The young woman recalls the agony she went through after an accident left her wheelchair-bound for the rest of her life. In 2016, she suffered spinal cord injuries after falling from a building's second storey. She was taken to a hospital in Baramulla, then to one in Srinagar, and had surgery there.

When she left the hospital, she was perplexed since she couldn't even remember what had happened to her. "My physical condition showed no signs of recovery after six months, and I was confined to bed. I had to be fed by my parents," she recalled.

Then one day Akhtar receives a call about a camp being held in her neighbourhood where persons with disabilities were given wheelchairs. "My sister insisted and sent me to a camp where the doctor examined me, and asked me to come to the hospital for training in using a wheelchair," she recalled.

Once she was mobile Akhtar changed upon a group of wheelchair basketball players and joined them. "I was informed that a national wheelchair basketball squad would be chosen, and the Wheelchair Basketball Federation of India was holding trials in Srinagar," she said adding, "I went to Voluntary Medicare Society Srinagar, played there with others like me, and eventually was picked at the National level". According to Akhtar it was basketball that helped her truly recover.

In 2018, she took part in her first national competition, and in 2019, she competed again while representing Kashmir in Mohali.

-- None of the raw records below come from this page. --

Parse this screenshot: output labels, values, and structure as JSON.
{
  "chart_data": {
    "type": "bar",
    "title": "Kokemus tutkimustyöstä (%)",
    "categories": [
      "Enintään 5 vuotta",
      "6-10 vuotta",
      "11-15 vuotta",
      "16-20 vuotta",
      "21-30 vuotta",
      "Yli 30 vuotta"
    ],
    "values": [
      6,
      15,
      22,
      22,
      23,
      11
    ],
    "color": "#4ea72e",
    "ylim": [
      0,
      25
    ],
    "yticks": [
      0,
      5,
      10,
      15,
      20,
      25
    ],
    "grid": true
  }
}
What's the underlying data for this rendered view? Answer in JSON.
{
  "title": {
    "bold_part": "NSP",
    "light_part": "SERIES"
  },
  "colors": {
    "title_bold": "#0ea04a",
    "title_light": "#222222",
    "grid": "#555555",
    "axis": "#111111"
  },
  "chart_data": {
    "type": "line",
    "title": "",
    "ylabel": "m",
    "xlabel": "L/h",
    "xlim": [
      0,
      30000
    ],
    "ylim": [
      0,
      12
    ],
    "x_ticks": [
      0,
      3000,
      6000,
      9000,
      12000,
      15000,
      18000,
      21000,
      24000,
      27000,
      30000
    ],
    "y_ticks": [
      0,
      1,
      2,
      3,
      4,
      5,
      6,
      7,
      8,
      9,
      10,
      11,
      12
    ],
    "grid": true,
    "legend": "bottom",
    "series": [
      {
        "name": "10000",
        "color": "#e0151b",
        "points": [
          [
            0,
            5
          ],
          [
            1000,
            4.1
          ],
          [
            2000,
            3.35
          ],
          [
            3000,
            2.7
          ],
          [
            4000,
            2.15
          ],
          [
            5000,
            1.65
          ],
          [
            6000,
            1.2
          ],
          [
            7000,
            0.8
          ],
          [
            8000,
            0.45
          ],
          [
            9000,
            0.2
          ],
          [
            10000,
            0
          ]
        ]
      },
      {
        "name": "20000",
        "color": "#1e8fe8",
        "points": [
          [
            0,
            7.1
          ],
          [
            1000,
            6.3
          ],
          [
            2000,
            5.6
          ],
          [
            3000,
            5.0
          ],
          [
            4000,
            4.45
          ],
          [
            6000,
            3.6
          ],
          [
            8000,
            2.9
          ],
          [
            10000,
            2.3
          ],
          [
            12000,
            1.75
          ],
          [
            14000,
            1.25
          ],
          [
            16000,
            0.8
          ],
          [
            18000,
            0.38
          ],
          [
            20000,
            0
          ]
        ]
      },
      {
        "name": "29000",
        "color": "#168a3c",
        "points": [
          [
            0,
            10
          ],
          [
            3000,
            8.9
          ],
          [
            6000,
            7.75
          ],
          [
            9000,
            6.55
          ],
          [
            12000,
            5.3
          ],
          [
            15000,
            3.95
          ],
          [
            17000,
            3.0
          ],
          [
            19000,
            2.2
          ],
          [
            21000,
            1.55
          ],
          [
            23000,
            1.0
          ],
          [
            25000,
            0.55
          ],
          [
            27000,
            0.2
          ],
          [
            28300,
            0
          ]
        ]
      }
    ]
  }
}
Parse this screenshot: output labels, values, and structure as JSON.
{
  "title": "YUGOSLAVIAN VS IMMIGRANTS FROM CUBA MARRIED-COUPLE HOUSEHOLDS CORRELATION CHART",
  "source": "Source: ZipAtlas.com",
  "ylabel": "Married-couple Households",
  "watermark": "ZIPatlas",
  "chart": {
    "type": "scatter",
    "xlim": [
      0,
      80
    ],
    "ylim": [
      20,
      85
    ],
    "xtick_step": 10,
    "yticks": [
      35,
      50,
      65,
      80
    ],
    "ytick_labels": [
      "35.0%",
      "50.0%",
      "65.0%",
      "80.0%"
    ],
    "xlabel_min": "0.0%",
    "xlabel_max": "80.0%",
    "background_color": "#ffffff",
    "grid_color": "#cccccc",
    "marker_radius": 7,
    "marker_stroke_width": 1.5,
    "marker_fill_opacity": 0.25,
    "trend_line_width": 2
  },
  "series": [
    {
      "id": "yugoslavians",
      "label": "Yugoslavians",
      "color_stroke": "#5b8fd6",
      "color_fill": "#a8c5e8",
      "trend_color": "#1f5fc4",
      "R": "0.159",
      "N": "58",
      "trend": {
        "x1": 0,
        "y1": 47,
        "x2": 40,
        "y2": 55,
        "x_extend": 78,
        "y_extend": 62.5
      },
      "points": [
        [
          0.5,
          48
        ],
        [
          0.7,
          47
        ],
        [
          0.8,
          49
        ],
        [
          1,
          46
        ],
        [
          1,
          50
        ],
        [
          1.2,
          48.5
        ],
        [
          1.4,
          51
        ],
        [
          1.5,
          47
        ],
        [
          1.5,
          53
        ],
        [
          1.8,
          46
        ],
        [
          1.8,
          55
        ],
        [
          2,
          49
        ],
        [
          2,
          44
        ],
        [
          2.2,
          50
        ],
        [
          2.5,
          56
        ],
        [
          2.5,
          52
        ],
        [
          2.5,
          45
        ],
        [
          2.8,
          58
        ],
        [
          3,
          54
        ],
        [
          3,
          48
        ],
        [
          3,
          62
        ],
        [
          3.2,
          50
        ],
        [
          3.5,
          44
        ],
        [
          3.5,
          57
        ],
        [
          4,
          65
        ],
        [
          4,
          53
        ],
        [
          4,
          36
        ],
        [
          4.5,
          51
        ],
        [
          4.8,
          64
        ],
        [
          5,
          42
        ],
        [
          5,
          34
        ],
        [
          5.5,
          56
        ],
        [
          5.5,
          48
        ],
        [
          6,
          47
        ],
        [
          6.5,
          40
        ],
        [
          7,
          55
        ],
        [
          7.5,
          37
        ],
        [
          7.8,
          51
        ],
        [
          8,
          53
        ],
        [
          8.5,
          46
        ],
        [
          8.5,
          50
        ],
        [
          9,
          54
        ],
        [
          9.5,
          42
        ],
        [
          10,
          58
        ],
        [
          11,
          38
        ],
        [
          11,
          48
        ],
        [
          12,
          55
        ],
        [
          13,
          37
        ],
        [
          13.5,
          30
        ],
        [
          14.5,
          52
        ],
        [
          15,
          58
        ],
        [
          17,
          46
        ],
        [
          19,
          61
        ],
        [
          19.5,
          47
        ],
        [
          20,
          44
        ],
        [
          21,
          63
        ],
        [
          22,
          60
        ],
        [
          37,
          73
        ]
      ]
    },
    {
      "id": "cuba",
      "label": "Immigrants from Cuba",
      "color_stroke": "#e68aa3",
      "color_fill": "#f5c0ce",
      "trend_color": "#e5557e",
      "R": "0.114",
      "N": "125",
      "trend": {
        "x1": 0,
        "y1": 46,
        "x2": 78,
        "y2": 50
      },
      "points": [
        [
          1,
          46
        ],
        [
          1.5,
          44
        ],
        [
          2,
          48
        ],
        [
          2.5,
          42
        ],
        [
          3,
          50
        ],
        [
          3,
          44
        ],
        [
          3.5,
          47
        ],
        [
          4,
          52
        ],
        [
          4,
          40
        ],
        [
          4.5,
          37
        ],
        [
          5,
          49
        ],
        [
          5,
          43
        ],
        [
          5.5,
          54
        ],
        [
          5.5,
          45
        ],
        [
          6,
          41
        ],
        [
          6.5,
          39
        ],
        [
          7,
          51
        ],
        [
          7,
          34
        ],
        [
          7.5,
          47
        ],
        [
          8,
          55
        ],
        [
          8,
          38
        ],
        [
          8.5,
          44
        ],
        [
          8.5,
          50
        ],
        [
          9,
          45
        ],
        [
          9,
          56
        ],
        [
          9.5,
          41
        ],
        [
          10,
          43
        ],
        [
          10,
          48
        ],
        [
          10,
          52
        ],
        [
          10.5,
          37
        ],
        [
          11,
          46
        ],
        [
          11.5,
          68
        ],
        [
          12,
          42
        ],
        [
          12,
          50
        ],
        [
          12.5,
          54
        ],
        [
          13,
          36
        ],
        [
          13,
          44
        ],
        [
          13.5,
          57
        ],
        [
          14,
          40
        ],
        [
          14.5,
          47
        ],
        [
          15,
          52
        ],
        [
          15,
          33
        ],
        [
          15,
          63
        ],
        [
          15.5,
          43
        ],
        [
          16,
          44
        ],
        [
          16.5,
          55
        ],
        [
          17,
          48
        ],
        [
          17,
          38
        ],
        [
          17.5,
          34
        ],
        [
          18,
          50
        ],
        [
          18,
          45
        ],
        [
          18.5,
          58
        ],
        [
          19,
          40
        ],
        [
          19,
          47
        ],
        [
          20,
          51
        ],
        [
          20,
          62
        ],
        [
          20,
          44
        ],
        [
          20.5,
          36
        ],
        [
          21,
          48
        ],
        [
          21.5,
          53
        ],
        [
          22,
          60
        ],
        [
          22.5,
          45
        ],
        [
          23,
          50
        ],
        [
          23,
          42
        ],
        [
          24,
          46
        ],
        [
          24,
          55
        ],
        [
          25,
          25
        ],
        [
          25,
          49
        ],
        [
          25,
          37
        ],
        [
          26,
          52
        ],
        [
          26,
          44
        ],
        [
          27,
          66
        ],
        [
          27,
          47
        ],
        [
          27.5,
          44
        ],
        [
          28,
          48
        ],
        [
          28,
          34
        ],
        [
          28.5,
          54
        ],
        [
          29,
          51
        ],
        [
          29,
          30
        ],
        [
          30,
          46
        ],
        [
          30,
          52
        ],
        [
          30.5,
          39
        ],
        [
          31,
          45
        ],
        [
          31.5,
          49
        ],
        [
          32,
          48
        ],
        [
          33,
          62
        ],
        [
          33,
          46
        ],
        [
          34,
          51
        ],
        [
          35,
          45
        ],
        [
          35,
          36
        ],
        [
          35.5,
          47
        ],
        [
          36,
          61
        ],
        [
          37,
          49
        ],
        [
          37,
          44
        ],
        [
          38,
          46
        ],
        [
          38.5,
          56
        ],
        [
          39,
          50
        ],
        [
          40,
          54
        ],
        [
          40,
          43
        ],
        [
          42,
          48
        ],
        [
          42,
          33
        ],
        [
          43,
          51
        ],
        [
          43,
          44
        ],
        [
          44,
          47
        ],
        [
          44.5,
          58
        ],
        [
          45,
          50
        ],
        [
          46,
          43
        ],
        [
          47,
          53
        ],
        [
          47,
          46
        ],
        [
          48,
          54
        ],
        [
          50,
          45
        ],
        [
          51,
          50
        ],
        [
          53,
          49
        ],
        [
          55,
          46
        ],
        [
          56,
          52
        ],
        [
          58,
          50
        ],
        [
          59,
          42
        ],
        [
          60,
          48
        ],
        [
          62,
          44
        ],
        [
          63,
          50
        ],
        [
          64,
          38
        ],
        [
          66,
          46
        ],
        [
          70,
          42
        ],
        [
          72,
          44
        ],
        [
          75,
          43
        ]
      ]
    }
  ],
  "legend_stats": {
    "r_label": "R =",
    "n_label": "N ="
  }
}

In the same year, she was selected to represent India at the Asia-Oceania Wheelchair Basketball Championship in Thailand. "Our team faced off in Thailand against Iran, China, Thailand, Cambodia, Malaysia, and Afghanistan," she said. Akhtar was recently selected to play for India in the international wheelchair basketball tournament, which was held at the Jaypee Sports Complex Noida.

The Wheelchair Basketball Federation of India (WBFI) will also hold the first-ever wheelchair basketball international invitational event in association with the International Committee of Red Cross. "It Is a proud moment for me that I was chosen to represent India at the international arena for a second time," she said, "I have been working hard for this event."